In other words, the main issues I see with the series right now are some stylistic inconsistences that hopefully will be resolved in future episodes. There is some room here for character development, and the soft art style results in some pretty visuals, so I'm cautiously optimistic here.
If you're looking for utterly harmless fluff this season, Konohana Kitan has you covered. Sweet and idyllic as all get out, this first episode brings us to the traditional inn Konohanatei with its newest employee, the young kitsune Yuzu. Apparently she's been raised in total isolation with the Buddhist nun Bikuni, so everything, from the amount of people in a city to the proper way to polish floors, is brand new to her. Her sense of open-mouthed wonder can get old if slow, sweet slice-of-life isn't your genre, but the whole thing is just so darn cute it's hard to get worked up about it.
Fortunately for the plot, Yuzu's wide-eyed earnestness is off-set by her relatively large cast of co-workers. While the one we see the most of, Satsuki, is very likely a by-the-book tsundere, the others seem a little less easy to stereotype as of this first episode. Partially this could be because they're all kitsune, or fox spirits. Mythology tells us that kitsune are shape-shifters and tricksters by nature, so taking them at face value isn't always a good idea. Given that the owner of Konohanatei simply looks like a giant red fox in a kimono (and that she may be Satsuki's older sister?), it seems that that the casts' humanoid forms may either be signs of immaturity or a deliberate choice on their parts. Therefore we can't assume anything about their ages – Yuzu looks distinctly younger than Satsuki, but we're told they're agemates, so that means that both Ren and Sakura, who look even younger than Yuzu, aren't necessarily so. How the mythology plays into the story and characters will be interesting to see. The other animal people/yokai we see this week are what I think is a tanuki who, like the owner, maintains his animal form rather than taking on a humanoid appearance (interestingly enough, he's also older than the girls) and a couple of ratmen, both of whom look more rat than man. They're also the focus of one of the best scenes, where the rats come charging towards Yuzu screaming to get out of their way only for the camera to pull back and show us that they're actually rat-sized, not people-sized.
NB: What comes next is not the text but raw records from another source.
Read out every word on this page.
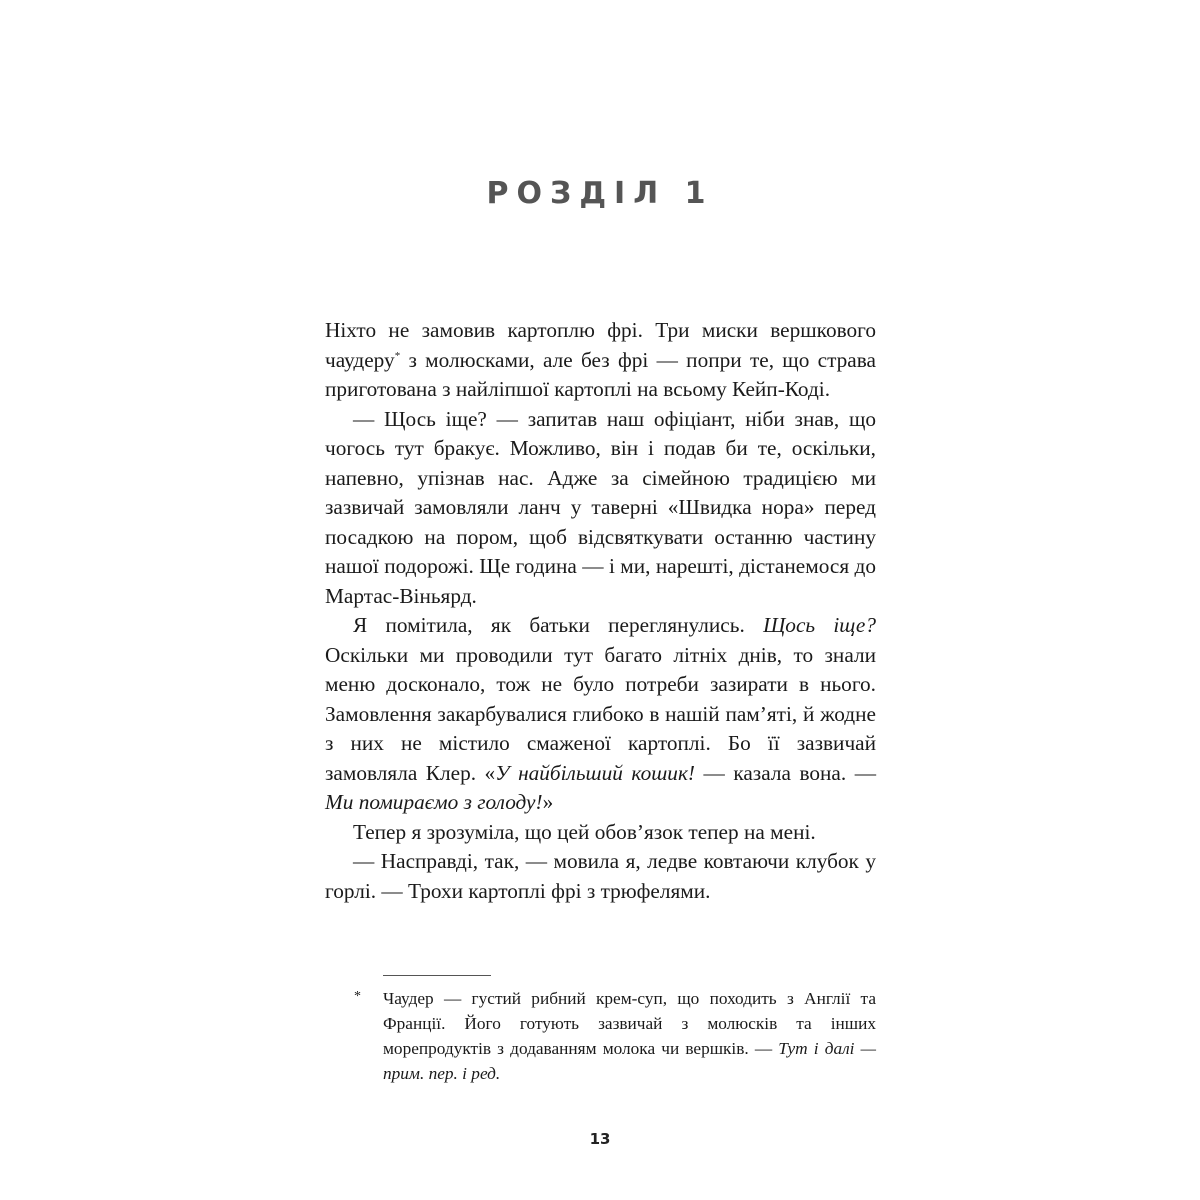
РОЗДІЛ 1

Ніхто не замовив картоплю фрі. Три миски вершкового чаудеру* з молюсками, але без фрі — попри те, що страва приготована з найліпшої картоплі на всьому Кейп-Коді.

— Щось іще? — запитав наш офіціант, ніби знав, що чогось тут бракує. Можливо, він і подав би те, оскільки, напевно, упізнав нас. Адже за сімейною традицією ми зазвичай замовляли ланч у таверні «Швидка нора» перед посадкою на пором, щоб відсвяткувати останню частину нашої подорожі. Ще година — і ми, нарешті, дістанемося до Мартас-Віньярд.

Я помітила, як батьки переглянулись. Щось іще? Оскільки ми проводили тут багато літніх днів, то знали меню досконало, тож не було потреби зазирати в нього. Замовлення закарбувалися глибоко в нашій пам’яті, й жодне з них не містило смаженої картоплі. Бо її зазвичай замовляла Клер. «У найбільший кошик! — казала вона. — Ми помираємо з голоду!»

Тепер я зрозуміла, що цей обов’язок тепер на мені.

— Насправді, так, — мовила я, ледве ковтаючи клубок у горлі. — Трохи картоплі фрі з трюфелями.

* Чаудер — густий рибний крем-суп, що походить з Англії та Франції. Його готують зазвичай з молюсків та інших морепродуктів з додаванням молока чи вершків. — Тут і далі — прим. пер. і ред.
13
To be perfectly frank, I don't think that there's going to be a whole lot to this story. This episode is just about Yuzu beginning to settle in and how much she throws Satsuki off-track. I would imagine that their budding friendship (or something more) will be a focus of the story, and that that will form the main drive of the plot. Given how pretty this looks, with attractive characters, beautiful traditional architecture, and more sakura petals than you can shake a stick at, just sitting and gazing at the screen is likely to be a chief attraction. I'm more of a plot person myself, but this could be just a soft and soothing way to start your Wednesdays.